JAKARTA | rakyatjelata.com – Sekretaris Jenderal Partai Gerindra, Ahmad Muzani, buka suara soal pernyataan kontroversial Ahmad Dhani yang tengah menjadi sorotan. Muzani menegaskan bahwa partainya sudah mengingatkan Dhani agar lebih berhati-hati dalam menyampaikan pendapat, terutama jika berkaitan dengan isu sensitif.
"Mas Dhani memang sudah kami ingatkan. Ada beberapa hal yang sifatnya sensitif, dan kita semua diingatkan untuk tidak menyinggung wilayah-wilayah seperti itu," ujar Muzani kepada wartawan di Kompleks Parlemen, Senayan, Jakarta, Jumat (25/4).
Ia menjelaskan bahwa isu sensitif rentan menimbulkan ketersinggungan di masyarakat. Karena itu, ia yakin Dhani seharusnya memahami risiko yang bisa muncul jika menyentuh hal-hal semacam itu.
“Wilayah sensitif itu semestinya dihindari, karena bisa saja memicu reaksi keras dari pihak lain. Saya percaya Mas Dhani memahami konteks ini,” lanjutnya.
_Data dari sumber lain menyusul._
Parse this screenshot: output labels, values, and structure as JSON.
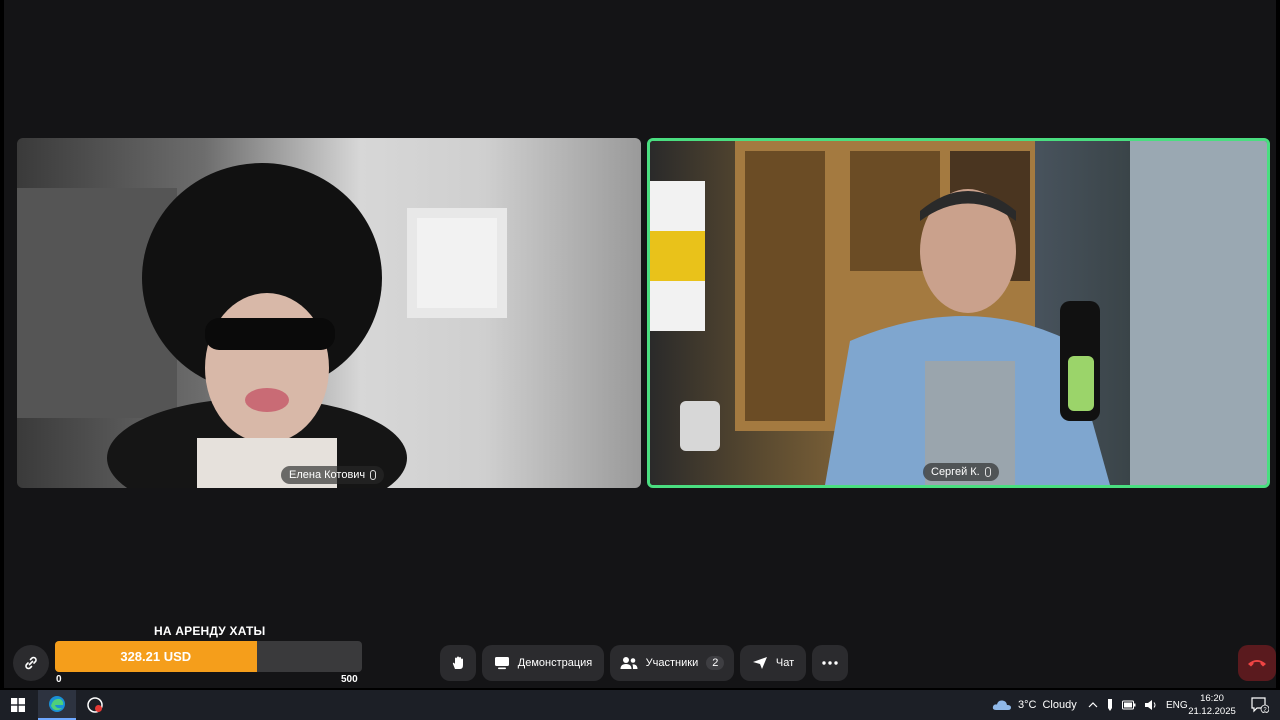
{
  "participants": [
    {
      "name": "Елена Котович",
      "speaking": false
    },
    {
      "name": "Сергей К.",
      "speaking": true
    }
  ],
  "fundraiser": {
    "title": "НА АРЕНДУ ХАТЫ",
    "amount_label": "328.21 USD",
    "amount": 328.21,
    "min_label": "0",
    "max_label": "500",
    "max": 500,
    "fill_color": "#f59e1b"
  },
  "controls": {
    "demo_label": "Демонстрация",
    "participants_label": "Участники",
    "participants_count": "2",
    "chat_label": "Чат"
  },
  "colors": {
    "active_speaker_border": "#4ade80",
    "hangup_bg": "#5a1a1e",
    "hangup_icon": "#ef4444"
  },
  "taskbar": {
    "weather_temp": "3°C",
    "weather_desc": "Cloudy",
    "lang": "ENG",
    "time": "16:20",
    "date": "21.12.2025",
    "notifications_count": "2"
  }
}
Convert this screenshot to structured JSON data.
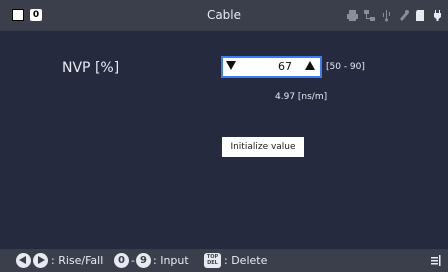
{
  "titlebar": {
    "title": "Cable",
    "badge": "0",
    "icons": [
      "printer-icon",
      "network-icon",
      "usb-icon",
      "settings-icon",
      "sd-card-icon",
      "power-plug-icon"
    ]
  },
  "nvp": {
    "label": "NVP [%]",
    "value": "67",
    "range": "[50 - 90]",
    "ns_per_m": "4.97 [ns/m]"
  },
  "actions": {
    "initialize_label": "Initialize value"
  },
  "footer": {
    "rise_fall_label": ": Rise/Fall",
    "key_zero": "0",
    "dash": "-",
    "key_nine": "9",
    "input_label": ": Input",
    "top_text": "TOP",
    "del_text": "DEL",
    "delete_label": ": Delete"
  },
  "colors": {
    "background": "#252a3f",
    "bar": "#3b3f4c",
    "accent": "#3a7ef5"
  }
}
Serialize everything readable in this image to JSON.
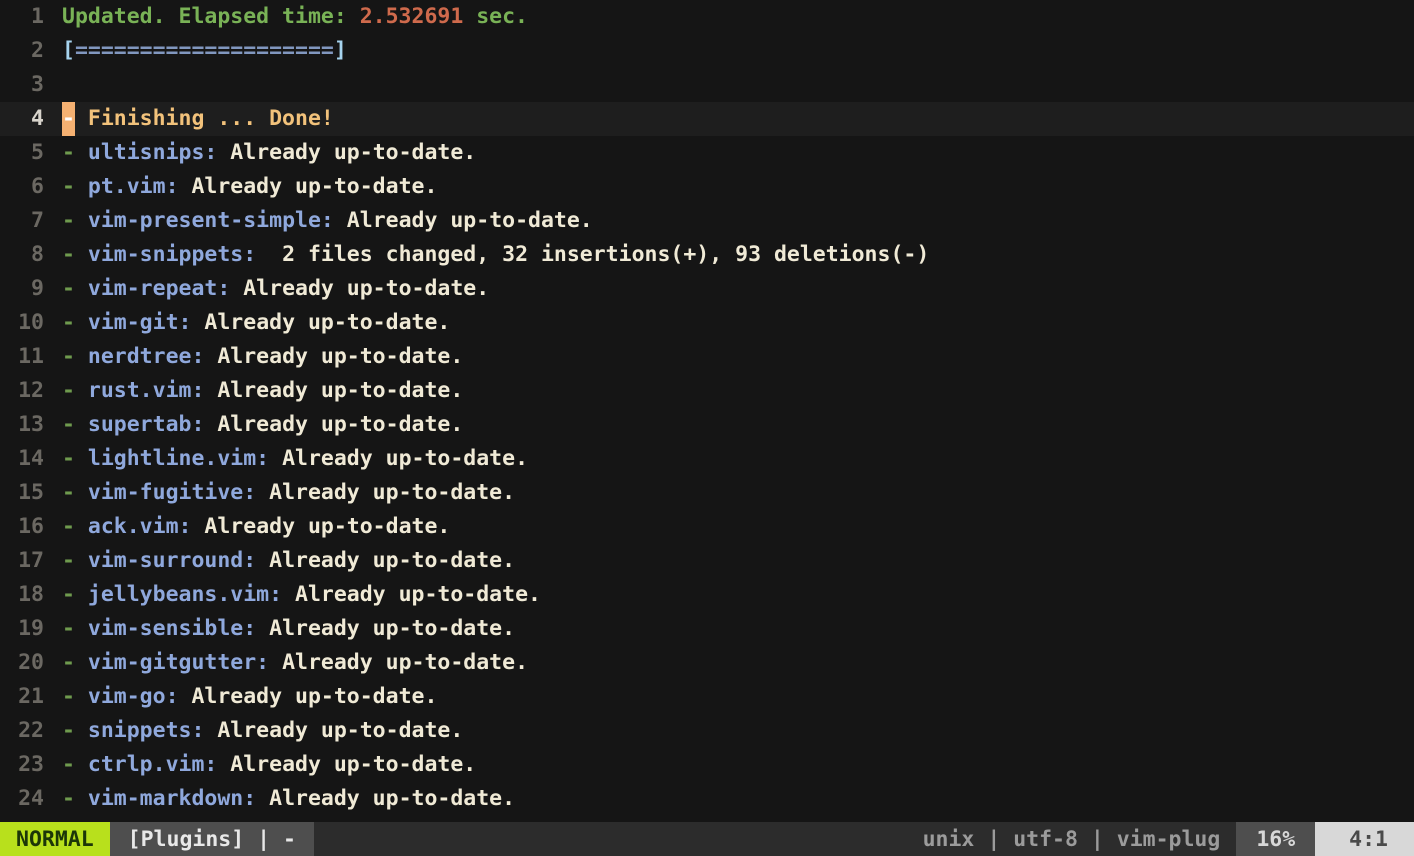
{
  "app": {
    "type": "terminal-vim",
    "buffer_name": "[Plugins]",
    "colors": {
      "background": "#151515",
      "cursorline_bg": "#1e1e1e",
      "linenumber": "#6b6862",
      "linenumber_active": "#d8d4cc",
      "green": "#79b256",
      "red": "#cf6a4c",
      "bracket_blue": "#a6d3ee",
      "equals_blue": "#8197bf",
      "dash_green": "#6f9b4e",
      "plugin_blue": "#8fa8dc",
      "message_cream": "#f0ead6",
      "done_yellow": "#f2c27b",
      "cursor_orange": "#f5b172",
      "status_mode_bg": "#b8e01c",
      "status_mode_fg": "#1c3608",
      "status_file_bg": "#4e4e4e",
      "status_mid_bg": "#2c2c2c",
      "status_pos_bg": "#d8d8d8"
    }
  },
  "buffer": {
    "lines": [
      {
        "number": "1",
        "cursorline": false,
        "segments": [
          {
            "text": "Updated. Elapsed time: ",
            "cls": "c-green"
          },
          {
            "text": "2.532691",
            "cls": "c-red"
          },
          {
            "text": " sec.",
            "cls": "c-green"
          }
        ]
      },
      {
        "number": "2",
        "cursorline": false,
        "segments": [
          {
            "text": "[",
            "cls": "c-bracket"
          },
          {
            "text": "====================",
            "cls": "c-eq"
          },
          {
            "text": "]",
            "cls": "c-bracket"
          }
        ]
      },
      {
        "number": "3",
        "cursorline": false,
        "segments": []
      },
      {
        "number": "4",
        "cursorline": true,
        "segments": [
          {
            "text": "-",
            "cls": "cursor"
          },
          {
            "text": " Finishing ... Done!",
            "cls": "c-done"
          }
        ]
      },
      {
        "number": "5",
        "cursorline": false,
        "segments": [
          {
            "text": "-",
            "cls": "c-dash"
          },
          {
            "text": " ",
            "cls": "c-msg"
          },
          {
            "text": "ultisnips:",
            "cls": "c-plugin"
          },
          {
            "text": " Already up-to-date.",
            "cls": "c-msg"
          }
        ]
      },
      {
        "number": "6",
        "cursorline": false,
        "segments": [
          {
            "text": "-",
            "cls": "c-dash"
          },
          {
            "text": " ",
            "cls": "c-msg"
          },
          {
            "text": "pt.vim:",
            "cls": "c-plugin"
          },
          {
            "text": " Already up-to-date.",
            "cls": "c-msg"
          }
        ]
      },
      {
        "number": "7",
        "cursorline": false,
        "segments": [
          {
            "text": "-",
            "cls": "c-dash"
          },
          {
            "text": " ",
            "cls": "c-msg"
          },
          {
            "text": "vim-present-simple:",
            "cls": "c-plugin"
          },
          {
            "text": " Already up-to-date.",
            "cls": "c-msg"
          }
        ]
      },
      {
        "number": "8",
        "cursorline": false,
        "segments": [
          {
            "text": "-",
            "cls": "c-dash"
          },
          {
            "text": " ",
            "cls": "c-msg"
          },
          {
            "text": "vim-snippets:",
            "cls": "c-plugin"
          },
          {
            "text": "  2 files changed, 32 insertions(+), 93 deletions(-)",
            "cls": "c-msg"
          }
        ]
      },
      {
        "number": "9",
        "cursorline": false,
        "segments": [
          {
            "text": "-",
            "cls": "c-dash"
          },
          {
            "text": " ",
            "cls": "c-msg"
          },
          {
            "text": "vim-repeat:",
            "cls": "c-plugin"
          },
          {
            "text": " Already up-to-date.",
            "cls": "c-msg"
          }
        ]
      },
      {
        "number": "10",
        "cursorline": false,
        "segments": [
          {
            "text": "-",
            "cls": "c-dash"
          },
          {
            "text": " ",
            "cls": "c-msg"
          },
          {
            "text": "vim-git:",
            "cls": "c-plugin"
          },
          {
            "text": " Already up-to-date.",
            "cls": "c-msg"
          }
        ]
      },
      {
        "number": "11",
        "cursorline": false,
        "segments": [
          {
            "text": "-",
            "cls": "c-dash"
          },
          {
            "text": " ",
            "cls": "c-msg"
          },
          {
            "text": "nerdtree:",
            "cls": "c-plugin"
          },
          {
            "text": " Already up-to-date.",
            "cls": "c-msg"
          }
        ]
      },
      {
        "number": "12",
        "cursorline": false,
        "segments": [
          {
            "text": "-",
            "cls": "c-dash"
          },
          {
            "text": " ",
            "cls": "c-msg"
          },
          {
            "text": "rust.vim:",
            "cls": "c-plugin"
          },
          {
            "text": " Already up-to-date.",
            "cls": "c-msg"
          }
        ]
      },
      {
        "number": "13",
        "cursorline": false,
        "segments": [
          {
            "text": "-",
            "cls": "c-dash"
          },
          {
            "text": " ",
            "cls": "c-msg"
          },
          {
            "text": "supertab:",
            "cls": "c-plugin"
          },
          {
            "text": " Already up-to-date.",
            "cls": "c-msg"
          }
        ]
      },
      {
        "number": "14",
        "cursorline": false,
        "segments": [
          {
            "text": "-",
            "cls": "c-dash"
          },
          {
            "text": " ",
            "cls": "c-msg"
          },
          {
            "text": "lightline.vim:",
            "cls": "c-plugin"
          },
          {
            "text": " Already up-to-date.",
            "cls": "c-msg"
          }
        ]
      },
      {
        "number": "15",
        "cursorline": false,
        "segments": [
          {
            "text": "-",
            "cls": "c-dash"
          },
          {
            "text": " ",
            "cls": "c-msg"
          },
          {
            "text": "vim-fugitive:",
            "cls": "c-plugin"
          },
          {
            "text": " Already up-to-date.",
            "cls": "c-msg"
          }
        ]
      },
      {
        "number": "16",
        "cursorline": false,
        "segments": [
          {
            "text": "-",
            "cls": "c-dash"
          },
          {
            "text": " ",
            "cls": "c-msg"
          },
          {
            "text": "ack.vim:",
            "cls": "c-plugin"
          },
          {
            "text": " Already up-to-date.",
            "cls": "c-msg"
          }
        ]
      },
      {
        "number": "17",
        "cursorline": false,
        "segments": [
          {
            "text": "-",
            "cls": "c-dash"
          },
          {
            "text": " ",
            "cls": "c-msg"
          },
          {
            "text": "vim-surround:",
            "cls": "c-plugin"
          },
          {
            "text": " Already up-to-date.",
            "cls": "c-msg"
          }
        ]
      },
      {
        "number": "18",
        "cursorline": false,
        "segments": [
          {
            "text": "-",
            "cls": "c-dash"
          },
          {
            "text": " ",
            "cls": "c-msg"
          },
          {
            "text": "jellybeans.vim:",
            "cls": "c-plugin"
          },
          {
            "text": " Already up-to-date.",
            "cls": "c-msg"
          }
        ]
      },
      {
        "number": "19",
        "cursorline": false,
        "segments": [
          {
            "text": "-",
            "cls": "c-dash"
          },
          {
            "text": " ",
            "cls": "c-msg"
          },
          {
            "text": "vim-sensible:",
            "cls": "c-plugin"
          },
          {
            "text": " Already up-to-date.",
            "cls": "c-msg"
          }
        ]
      },
      {
        "number": "20",
        "cursorline": false,
        "segments": [
          {
            "text": "-",
            "cls": "c-dash"
          },
          {
            "text": " ",
            "cls": "c-msg"
          },
          {
            "text": "vim-gitgutter:",
            "cls": "c-plugin"
          },
          {
            "text": " Already up-to-date.",
            "cls": "c-msg"
          }
        ]
      },
      {
        "number": "21",
        "cursorline": false,
        "segments": [
          {
            "text": "-",
            "cls": "c-dash"
          },
          {
            "text": " ",
            "cls": "c-msg"
          },
          {
            "text": "vim-go:",
            "cls": "c-plugin"
          },
          {
            "text": " Already up-to-date.",
            "cls": "c-msg"
          }
        ]
      },
      {
        "number": "22",
        "cursorline": false,
        "segments": [
          {
            "text": "-",
            "cls": "c-dash"
          },
          {
            "text": " ",
            "cls": "c-msg"
          },
          {
            "text": "snippets:",
            "cls": "c-plugin"
          },
          {
            "text": " Already up-to-date.",
            "cls": "c-msg"
          }
        ]
      },
      {
        "number": "23",
        "cursorline": false,
        "segments": [
          {
            "text": "-",
            "cls": "c-dash"
          },
          {
            "text": " ",
            "cls": "c-msg"
          },
          {
            "text": "ctrlp.vim:",
            "cls": "c-plugin"
          },
          {
            "text": " Already up-to-date.",
            "cls": "c-msg"
          }
        ]
      },
      {
        "number": "24",
        "cursorline": false,
        "segments": [
          {
            "text": "-",
            "cls": "c-dash"
          },
          {
            "text": " ",
            "cls": "c-msg"
          },
          {
            "text": "vim-markdown:",
            "cls": "c-plugin"
          },
          {
            "text": " Already up-to-date.",
            "cls": "c-msg"
          }
        ]
      }
    ]
  },
  "statusline": {
    "mode": "NORMAL",
    "filename": "[Plugins] | -",
    "fileformat": "unix",
    "encoding": "utf-8",
    "filetype": "vim-plug",
    "separator": "|",
    "info": "unix | utf-8 | vim-plug",
    "percent": "16%",
    "position": "4:1"
  }
}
Tak hanya ditujukan untuk Dhani, peringatan tersebut juga berlaku bagi seluruh anggota Fraksi Gerindra. Muzani mengingatkan bahwa setiap individu bisa melaporkan ucapan yang dianggap menyinggung ke penegak hukum.
“Siapa pun bisa melaporkan jika merasa tersinggung. Karena itu, kehati-hatian adalah kunci,” tegasnya.
Meski begitu, Muzani enggan terlalu jauh mencampuri proses hukum yang kini berjalan terhadap Dhani. Ia menyerahkan sepenuhnya penanganan laporan tersebut kepada Mahkamah Kehormatan Dewan (MKD).
“MKD yang akan menangani. Kami percaya MKD akan bersikap adil dan proporsional,” kata Muzani.
Ahmad Dhani sebelumnya dilaporkan ke MKD oleh musisi Rayen Pono. Ia menilai Dhani telah melanggar etika karena diduga melakukan tindakan diskriminatif terhadap marga "Pono", yang oleh Dhani disebut menjadi 'porno' dalam sebuah pernyataan saat debat terbuka.
“Kami bersama tim hukum datang langsung ke MKD untuk menyerahkan laporan dugaan pelanggaran etik yang dilakukan Ahmad Dhani,” ujar Rayen di Kantor MKD, Jakarta, Kamis (24/4).